In her dual role at UF Health, she will partner with local and state officials, community and physician leaders and agencies to strategize on improving the long-term health of the community and reducing health disparities. She will also provide vision and leadership for the diversity, inclusion and equity efforts across our enterprise.
We provided almost $31 million in community benefits last year. Ms. Knight will strengthen those efforts and help make them more impactful for the patients and community we serve.
In department leadership news, Alan Berger, M.D., is stepping down as chair of neurology, a position he has held for 25 years. He will serve as chair through December, with plans to continue as a faculty member thereafter.
We thank Dr. Berger for his many years of leadership, as he has helped position the department as a regional leader in the neurosciences. A search for his successor will begin immediately. Meanwhile, we continue to seek candidates for the roles of senior associate dean for faculty affairs and chair of surgery. Andrew Kerwin, M.D., serves in the latter position in an interim capacity.

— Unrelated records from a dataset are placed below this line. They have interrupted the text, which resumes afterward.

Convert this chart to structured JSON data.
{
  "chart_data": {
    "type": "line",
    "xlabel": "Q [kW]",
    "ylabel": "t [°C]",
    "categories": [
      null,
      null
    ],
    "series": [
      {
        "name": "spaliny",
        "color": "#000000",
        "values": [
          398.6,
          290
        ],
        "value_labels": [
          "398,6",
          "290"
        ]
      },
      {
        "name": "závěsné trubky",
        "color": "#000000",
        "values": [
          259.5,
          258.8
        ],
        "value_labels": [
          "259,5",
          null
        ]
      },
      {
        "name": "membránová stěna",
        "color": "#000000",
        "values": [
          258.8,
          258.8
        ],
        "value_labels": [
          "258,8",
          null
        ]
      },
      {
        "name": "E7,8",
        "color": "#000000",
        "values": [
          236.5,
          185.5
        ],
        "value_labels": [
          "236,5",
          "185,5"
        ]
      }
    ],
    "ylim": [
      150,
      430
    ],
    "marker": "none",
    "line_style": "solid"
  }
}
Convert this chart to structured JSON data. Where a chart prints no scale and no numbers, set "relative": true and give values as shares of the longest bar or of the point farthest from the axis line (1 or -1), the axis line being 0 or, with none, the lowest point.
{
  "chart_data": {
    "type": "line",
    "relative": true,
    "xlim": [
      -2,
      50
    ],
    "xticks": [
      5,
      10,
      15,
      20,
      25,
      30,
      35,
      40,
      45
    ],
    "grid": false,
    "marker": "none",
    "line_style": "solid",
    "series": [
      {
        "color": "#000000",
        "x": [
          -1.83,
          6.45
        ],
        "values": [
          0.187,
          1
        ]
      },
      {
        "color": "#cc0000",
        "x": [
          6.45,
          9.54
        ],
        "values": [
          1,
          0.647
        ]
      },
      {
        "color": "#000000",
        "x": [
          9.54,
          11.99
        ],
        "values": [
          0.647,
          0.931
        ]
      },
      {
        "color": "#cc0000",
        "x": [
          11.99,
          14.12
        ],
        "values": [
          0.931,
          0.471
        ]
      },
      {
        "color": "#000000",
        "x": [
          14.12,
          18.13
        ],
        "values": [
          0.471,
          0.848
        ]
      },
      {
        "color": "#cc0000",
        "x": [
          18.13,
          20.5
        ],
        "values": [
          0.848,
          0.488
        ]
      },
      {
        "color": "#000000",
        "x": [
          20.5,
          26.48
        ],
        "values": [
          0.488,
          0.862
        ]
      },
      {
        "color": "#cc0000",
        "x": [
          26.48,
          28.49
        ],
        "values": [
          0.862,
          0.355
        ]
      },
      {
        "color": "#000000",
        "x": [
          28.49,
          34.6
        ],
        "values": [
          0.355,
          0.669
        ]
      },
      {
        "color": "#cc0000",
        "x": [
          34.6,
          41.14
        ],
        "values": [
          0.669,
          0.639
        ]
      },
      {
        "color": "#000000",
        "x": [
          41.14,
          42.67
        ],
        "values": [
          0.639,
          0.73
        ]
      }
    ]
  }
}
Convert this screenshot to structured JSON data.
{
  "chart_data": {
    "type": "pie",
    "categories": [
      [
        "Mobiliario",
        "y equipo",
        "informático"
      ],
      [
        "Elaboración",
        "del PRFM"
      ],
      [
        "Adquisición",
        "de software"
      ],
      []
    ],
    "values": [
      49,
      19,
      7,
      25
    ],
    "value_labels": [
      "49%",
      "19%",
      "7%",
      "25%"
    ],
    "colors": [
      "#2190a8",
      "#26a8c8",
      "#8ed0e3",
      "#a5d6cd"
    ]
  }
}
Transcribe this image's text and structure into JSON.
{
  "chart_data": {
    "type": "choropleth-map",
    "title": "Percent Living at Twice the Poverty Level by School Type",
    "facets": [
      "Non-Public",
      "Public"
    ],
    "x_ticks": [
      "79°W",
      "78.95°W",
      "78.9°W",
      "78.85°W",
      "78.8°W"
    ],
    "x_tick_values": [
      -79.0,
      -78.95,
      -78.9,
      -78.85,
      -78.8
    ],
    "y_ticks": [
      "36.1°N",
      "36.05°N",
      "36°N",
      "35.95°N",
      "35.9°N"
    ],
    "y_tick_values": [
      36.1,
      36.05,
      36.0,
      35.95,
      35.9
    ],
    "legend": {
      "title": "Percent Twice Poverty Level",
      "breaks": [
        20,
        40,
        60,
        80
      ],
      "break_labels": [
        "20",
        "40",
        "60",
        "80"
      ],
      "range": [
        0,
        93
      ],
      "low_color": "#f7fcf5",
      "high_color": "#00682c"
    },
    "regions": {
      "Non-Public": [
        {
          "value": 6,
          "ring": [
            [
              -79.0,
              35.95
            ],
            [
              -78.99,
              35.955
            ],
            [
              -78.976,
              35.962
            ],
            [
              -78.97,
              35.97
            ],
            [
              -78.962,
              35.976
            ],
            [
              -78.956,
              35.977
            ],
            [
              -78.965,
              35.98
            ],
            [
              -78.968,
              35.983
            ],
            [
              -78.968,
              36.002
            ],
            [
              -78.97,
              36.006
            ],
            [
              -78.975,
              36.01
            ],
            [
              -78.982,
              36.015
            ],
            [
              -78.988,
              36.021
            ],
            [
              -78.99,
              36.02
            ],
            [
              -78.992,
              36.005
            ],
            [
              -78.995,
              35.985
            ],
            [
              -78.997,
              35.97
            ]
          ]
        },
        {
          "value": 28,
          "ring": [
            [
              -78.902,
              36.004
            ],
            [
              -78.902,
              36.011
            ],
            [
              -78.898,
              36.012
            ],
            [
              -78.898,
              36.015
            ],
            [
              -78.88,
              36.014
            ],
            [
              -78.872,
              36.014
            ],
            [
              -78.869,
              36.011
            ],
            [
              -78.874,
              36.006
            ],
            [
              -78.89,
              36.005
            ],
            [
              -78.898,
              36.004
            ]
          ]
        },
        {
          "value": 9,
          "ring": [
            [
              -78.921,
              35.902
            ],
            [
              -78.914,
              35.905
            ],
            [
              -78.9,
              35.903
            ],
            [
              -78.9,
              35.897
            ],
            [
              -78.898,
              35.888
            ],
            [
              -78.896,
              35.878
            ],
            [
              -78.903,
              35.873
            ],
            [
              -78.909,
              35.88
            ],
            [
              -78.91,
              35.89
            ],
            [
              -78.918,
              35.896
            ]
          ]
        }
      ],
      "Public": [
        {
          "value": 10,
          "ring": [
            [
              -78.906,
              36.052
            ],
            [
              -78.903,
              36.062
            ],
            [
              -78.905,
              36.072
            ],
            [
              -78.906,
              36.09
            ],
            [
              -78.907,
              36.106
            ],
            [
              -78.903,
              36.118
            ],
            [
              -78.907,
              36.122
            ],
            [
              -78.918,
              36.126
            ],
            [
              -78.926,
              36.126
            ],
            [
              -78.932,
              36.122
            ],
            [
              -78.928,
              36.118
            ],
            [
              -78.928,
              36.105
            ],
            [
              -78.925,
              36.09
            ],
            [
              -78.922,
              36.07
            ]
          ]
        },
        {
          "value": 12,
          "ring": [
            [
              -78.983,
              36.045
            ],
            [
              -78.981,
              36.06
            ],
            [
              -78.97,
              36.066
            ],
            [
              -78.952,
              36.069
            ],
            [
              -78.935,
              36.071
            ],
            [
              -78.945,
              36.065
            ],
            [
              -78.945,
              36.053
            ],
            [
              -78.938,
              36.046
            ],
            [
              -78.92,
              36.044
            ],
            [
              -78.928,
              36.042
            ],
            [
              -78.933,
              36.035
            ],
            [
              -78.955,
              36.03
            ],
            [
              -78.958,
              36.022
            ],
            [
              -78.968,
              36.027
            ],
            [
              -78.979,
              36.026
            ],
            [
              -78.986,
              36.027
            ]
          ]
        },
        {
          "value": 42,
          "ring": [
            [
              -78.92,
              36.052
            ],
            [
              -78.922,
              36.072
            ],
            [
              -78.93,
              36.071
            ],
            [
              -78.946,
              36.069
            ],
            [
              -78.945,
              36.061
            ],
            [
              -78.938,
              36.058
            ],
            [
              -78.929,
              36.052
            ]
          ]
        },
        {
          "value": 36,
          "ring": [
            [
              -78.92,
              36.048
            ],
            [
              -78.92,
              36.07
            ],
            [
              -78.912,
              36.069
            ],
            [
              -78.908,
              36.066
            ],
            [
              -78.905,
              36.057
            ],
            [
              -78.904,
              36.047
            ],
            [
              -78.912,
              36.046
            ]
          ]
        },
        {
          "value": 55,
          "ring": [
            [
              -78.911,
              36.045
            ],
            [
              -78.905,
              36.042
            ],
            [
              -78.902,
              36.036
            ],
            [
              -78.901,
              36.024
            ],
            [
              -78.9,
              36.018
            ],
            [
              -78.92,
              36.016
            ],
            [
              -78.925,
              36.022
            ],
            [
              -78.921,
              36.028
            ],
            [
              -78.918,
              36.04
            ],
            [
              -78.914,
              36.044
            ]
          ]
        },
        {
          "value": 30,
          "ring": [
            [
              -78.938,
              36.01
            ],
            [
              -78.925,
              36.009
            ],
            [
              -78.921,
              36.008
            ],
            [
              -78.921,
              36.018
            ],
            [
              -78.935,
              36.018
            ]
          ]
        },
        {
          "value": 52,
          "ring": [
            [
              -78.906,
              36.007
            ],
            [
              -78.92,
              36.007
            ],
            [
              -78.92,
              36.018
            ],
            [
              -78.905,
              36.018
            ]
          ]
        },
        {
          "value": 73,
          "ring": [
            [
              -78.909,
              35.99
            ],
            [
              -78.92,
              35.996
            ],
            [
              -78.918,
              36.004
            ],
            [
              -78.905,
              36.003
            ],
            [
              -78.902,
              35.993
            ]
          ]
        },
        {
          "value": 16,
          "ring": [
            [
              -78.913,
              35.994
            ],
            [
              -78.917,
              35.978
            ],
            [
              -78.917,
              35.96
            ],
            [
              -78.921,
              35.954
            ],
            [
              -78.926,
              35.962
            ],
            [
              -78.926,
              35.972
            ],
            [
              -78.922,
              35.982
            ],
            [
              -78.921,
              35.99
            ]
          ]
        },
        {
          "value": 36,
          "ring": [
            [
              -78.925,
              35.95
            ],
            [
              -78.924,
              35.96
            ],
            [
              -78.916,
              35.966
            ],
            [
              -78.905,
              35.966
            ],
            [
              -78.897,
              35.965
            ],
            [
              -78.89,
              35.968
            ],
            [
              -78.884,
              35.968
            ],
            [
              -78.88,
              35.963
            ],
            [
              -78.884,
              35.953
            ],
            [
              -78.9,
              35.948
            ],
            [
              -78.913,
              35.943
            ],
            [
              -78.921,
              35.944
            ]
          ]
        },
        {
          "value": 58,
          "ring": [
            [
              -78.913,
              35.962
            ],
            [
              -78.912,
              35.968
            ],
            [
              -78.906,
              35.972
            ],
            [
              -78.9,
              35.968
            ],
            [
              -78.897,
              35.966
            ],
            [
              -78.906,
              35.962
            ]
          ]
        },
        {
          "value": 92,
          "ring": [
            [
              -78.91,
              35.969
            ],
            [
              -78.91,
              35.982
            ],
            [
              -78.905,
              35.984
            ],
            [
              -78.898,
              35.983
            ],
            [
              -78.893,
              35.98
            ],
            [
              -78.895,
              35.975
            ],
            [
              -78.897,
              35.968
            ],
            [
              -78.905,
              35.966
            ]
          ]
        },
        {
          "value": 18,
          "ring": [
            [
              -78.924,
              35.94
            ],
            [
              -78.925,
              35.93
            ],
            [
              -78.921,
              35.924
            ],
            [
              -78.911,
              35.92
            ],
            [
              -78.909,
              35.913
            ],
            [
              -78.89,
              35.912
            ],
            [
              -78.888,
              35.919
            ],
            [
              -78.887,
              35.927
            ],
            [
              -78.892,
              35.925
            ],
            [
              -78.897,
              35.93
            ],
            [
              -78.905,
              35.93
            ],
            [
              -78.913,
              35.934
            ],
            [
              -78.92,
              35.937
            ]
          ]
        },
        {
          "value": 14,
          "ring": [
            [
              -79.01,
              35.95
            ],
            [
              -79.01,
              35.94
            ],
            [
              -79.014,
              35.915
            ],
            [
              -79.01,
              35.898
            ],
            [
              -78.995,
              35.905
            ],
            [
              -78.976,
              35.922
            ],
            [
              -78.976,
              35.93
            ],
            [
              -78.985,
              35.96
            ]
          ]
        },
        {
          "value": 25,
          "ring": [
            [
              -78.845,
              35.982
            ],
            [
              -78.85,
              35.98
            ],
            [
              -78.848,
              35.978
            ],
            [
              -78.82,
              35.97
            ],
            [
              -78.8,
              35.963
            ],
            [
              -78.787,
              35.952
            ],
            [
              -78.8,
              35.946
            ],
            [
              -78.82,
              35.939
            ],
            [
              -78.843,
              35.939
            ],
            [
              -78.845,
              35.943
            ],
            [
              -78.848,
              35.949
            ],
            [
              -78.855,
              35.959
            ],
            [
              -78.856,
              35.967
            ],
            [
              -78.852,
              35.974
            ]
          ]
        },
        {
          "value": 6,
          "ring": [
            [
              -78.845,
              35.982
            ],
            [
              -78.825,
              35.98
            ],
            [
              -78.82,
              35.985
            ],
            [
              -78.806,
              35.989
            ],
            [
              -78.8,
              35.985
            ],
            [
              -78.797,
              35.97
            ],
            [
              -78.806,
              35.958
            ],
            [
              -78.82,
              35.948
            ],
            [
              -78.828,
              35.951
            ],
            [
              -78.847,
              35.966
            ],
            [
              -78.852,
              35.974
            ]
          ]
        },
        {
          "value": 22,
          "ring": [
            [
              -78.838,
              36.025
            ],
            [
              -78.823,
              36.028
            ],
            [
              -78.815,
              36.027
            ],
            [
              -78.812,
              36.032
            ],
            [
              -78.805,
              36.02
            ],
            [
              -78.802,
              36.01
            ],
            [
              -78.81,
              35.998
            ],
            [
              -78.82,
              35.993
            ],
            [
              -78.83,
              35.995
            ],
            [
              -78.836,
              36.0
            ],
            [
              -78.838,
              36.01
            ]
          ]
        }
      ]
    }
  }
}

Our academic health center continues to work through several issues on the legislative front. Federally, our focus is on disproportionate share hospital, or DSH, funding and 340B funding.
DSH funding supports our hospital through a complicated formula that allows us to care for uninsured and underinsured patients. In the original draft of the Affordable Care Act, DSH funding was supposed to decrease over time, reflecting additional coverage and Medicaid expansion. However, since many states, including Florida, did not expand Medicaid, hospitals like ours have worked with the federal government to delay the cuts until additional models of support can be developed.
Through another complicated formula, 340B supports our ability to provide expensive medications to patients who would otherwise not be able to afford them. Unfortunately, our funding has been cut by $14 million over the past 18 months. We are working with our federal team to restore the program.
At the state level, I recently met with Gov. Ron DeSantis, his team and leaders from other teaching and safety-net hospitals in the state to readdress the Medicaid payment models. We have taken $20 million in cuts from the various state programs over the past two years. However, the good news is that our Low Income Pool, or LIP, dollars from the state will increase by $12 million this year, reflecting the volume of underserved patients we care for.
In addition, we are working with the city of Jacksonville to continue the next installment of our infrastructure support funding, which is $20 million, and increase our overall operational dollars. Those totals have been flat for the past 17 years.
Speaking of the city, this edition of Academic Matters features an article on community health, which will always remain a priority for our enterprise. Other articles highlight research developments, quality initiatives, faculty promotions and service recognitions, and the latest with our practice plan. Obstetrics and gynecology is the featured department this time around.
We hope you enjoy the summer 2019 edition of Academic Matters. The intent is for you to stay engaged and informed on the latest developments as we position ourselves to be the region’s most valued health care asset.